How do the resulting distributions differ from the gamma, transformed gamma, generalized Pareto, and transformed beta (that arose from the α-th conditional tail moment distributions)?

#16 Work out the definitions and properties of a true inverse logistic, inverse logistic and reciprocal inverse logistic family of distributions, analogous to the true inverse Gaussian, inverse Gaussian and reciprocal inverse Gaussian presented in class.

#17 Work out the definitions and properties of a family of severity distributions analogous to the transformed beta family, but based upon transformations of any one (you pick one) of the inverse logistic family of distributions developed in project #16, rather than the log-logistic.

#18 Work out the definitions and properties of a family of severity distributions analogous to the transformed beta family, but based upon transformations of the true inverse Gaussian distribution presented in class rather than the log-logistic.

#19 Prove (or, if a formal proof eludes you, just illustrate and discuss the connections) that the negative binomial is like a Poisson with contagion; i.e. the negative binomial with parameters (r,βt) gives the number of events in time t if the probability of one event in infinitesimal time t to t+dt, conditional on exactly m events having occurred from time 0 to time t, is equal to dt(rβ)((1+m/r)/(1+βt)).   Try to make a similar interpretation of the binomial distribution.

#20 Work out the parameter space for the the (a,b,2) family of frequency distributions; include an analysis of the distributions on the line r = -1, analogous to the geometric (r = 1) and logarithmic distributions (r = 0).  Does any kind of interesting series summation arise (analogous to the geometric and logarithmic series)?

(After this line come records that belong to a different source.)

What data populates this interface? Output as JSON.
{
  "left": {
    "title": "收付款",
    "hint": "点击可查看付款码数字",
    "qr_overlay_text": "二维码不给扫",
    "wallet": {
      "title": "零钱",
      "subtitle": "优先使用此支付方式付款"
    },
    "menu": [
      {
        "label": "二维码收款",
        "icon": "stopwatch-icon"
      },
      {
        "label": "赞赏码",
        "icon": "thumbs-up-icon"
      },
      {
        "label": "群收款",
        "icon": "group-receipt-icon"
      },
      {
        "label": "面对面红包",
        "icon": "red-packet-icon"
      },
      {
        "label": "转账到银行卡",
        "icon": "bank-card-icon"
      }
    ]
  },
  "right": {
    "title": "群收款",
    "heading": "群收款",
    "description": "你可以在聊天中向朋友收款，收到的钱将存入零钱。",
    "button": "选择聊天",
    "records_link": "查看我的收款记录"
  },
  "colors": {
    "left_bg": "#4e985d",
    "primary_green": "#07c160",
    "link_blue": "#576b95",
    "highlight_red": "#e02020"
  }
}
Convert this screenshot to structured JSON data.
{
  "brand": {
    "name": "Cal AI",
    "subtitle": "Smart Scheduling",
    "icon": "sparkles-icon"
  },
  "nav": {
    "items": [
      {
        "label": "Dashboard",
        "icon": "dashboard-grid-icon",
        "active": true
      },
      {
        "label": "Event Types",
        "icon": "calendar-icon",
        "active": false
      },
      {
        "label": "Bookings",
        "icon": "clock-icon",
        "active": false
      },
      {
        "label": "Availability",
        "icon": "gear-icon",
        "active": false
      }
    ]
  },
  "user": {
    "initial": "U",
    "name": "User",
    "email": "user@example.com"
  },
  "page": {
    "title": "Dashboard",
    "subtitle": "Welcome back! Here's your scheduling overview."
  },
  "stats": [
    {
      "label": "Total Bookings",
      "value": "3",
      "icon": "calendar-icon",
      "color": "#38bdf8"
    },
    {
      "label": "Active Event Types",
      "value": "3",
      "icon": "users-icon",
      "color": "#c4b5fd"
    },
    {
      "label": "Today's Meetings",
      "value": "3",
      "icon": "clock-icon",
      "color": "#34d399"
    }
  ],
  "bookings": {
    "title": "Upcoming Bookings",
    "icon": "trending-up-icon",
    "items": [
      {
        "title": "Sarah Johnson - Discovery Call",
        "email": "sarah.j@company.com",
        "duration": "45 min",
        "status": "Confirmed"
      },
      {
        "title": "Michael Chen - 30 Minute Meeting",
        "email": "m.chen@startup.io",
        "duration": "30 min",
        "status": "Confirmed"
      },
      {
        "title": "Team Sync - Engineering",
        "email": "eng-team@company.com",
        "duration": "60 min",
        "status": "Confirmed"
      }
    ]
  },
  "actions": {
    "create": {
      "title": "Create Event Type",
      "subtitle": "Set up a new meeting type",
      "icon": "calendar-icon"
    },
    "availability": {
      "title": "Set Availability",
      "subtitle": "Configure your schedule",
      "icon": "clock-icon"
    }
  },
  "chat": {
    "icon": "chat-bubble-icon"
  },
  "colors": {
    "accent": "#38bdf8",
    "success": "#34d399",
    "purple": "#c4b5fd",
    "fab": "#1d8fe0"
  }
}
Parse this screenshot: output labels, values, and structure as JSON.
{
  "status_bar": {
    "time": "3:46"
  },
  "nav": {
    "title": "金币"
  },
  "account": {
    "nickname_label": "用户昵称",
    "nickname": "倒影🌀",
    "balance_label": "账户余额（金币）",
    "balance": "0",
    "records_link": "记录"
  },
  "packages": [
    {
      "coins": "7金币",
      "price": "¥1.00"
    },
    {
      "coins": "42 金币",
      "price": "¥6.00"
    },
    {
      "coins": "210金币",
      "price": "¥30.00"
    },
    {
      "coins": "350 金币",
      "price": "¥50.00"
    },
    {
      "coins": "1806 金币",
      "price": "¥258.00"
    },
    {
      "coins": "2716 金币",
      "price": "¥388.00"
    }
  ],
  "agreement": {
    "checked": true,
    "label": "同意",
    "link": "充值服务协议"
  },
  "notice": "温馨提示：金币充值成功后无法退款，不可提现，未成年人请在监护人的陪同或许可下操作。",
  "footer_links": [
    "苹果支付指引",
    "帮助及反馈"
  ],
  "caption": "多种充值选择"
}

#21 Show (using probability generating functions) that a mixed Poisson distribution with infinitely divisible mixing distribution is also a compound Poisson, and give two specific examples of the phenomenon.  Explain clearly why the infinite divisibility assumption is needed.

#22 (speculative) We have see that the Negative Binomial can be the result of a Poisson mixture or of a compound Poisson.  Can the Binomial distribution be the result of a Poisson mixture or of a compound Poisson?  If so give an example and work out the parameters.  If not, explain what goes wrong.

#23 Prove the Panjer recursion formula for an (a,b,1) primary distribution using Faa’s formula.

#24 Come up with a spreadsheet (or other programming) algorithm to generate sets {j k} with ∑ (k=1, ∞) j k k = n, n=0,1, 2, … Is this efficient enough to warrant replacing Panjer recursion with direct use of Faa’s formula to calculate compound distribution probabilities for (a, b, 0) primary distributions?  Note that this would give you a calculation technique anytime the probability generating function of the primary distribution is known, whether or not there is a recursive feature to it.  Is this an improvement versus brute force convolution?

#25 State and prove a usable generalization of Faa’s Formula for the case of three nested functions.

#26 Develop recursive approximation formulae for E[(x-d)+^3] in terms of E[(x-(d-h))+^3], S, and lower moments of (x-d)+; one formula for the discrete case (stair-step F) and one formula for the continuous case.

#27 Try to copy the development of ruin theory for the compound Poisson process using instead a compound Negative Binomial.   Point out exactly what goes wrong.  (speculative) Can you suggest or follow a way to keep going?